Department or Program
Primary Wellesley Thesis Advisor
The Man of Law, The Wife of Bath, and The Pardoner all have their identities mired in medieval clerical discourse; possessing mostly orthodox discourse at their arsenal, they define themselves through the language of the clerical while simultaneously subverting the same language that binds them. What becomes apparent through a close-reading of the text, however, is their struggle, not their success, in establishing their own authority in medieval society as represented by the circle of Canterbury pilgrims.
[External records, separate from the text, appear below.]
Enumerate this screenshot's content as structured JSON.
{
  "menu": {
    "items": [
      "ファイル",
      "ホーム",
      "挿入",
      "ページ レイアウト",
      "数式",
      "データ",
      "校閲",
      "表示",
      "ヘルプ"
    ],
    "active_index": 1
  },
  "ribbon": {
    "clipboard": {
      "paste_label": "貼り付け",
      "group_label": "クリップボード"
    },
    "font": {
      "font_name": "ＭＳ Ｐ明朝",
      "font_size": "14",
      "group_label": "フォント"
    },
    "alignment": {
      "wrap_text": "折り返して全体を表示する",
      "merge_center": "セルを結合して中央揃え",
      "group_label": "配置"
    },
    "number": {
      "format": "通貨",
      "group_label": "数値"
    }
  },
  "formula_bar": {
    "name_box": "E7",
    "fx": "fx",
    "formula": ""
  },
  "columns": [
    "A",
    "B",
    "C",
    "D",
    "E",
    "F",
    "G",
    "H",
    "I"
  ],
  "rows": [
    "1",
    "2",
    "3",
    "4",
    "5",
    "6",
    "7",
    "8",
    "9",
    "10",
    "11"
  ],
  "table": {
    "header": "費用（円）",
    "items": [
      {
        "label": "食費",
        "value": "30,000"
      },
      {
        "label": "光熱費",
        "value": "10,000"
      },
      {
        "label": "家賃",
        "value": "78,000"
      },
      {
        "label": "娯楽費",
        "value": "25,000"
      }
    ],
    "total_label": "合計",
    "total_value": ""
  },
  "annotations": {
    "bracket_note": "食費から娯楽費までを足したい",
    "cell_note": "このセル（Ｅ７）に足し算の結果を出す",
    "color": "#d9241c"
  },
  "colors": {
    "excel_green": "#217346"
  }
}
The Man of Law boasts of his occupation and credentials in order to substantiate his claims of understanding God’s mysterious ways, but comes across as rather bumbling and foolish in his futile attempts to apply religious concepts to material success. The Wife of Bath strives to establish herself as an alternative authority to the male-dominated Church, but finds herself, in her concerns and spirit, confined to clerical language; she can only use the literal interpretation of the Bible to defend herself against the slander made by the Church, and this is not so much an example of heresy as it is evidence of being constrained by the language we seek to subvert. The Pardoner is perhaps the most difficult figure to read. Ultimately, however, he faces the same problem of trying to pin down his authoritative value within clerical discourse. This thesis focuses on the struggle of transcending the clerical language that confined medieval society and identity as depicted in Geoffrey Chaucer's Canterbury Tales.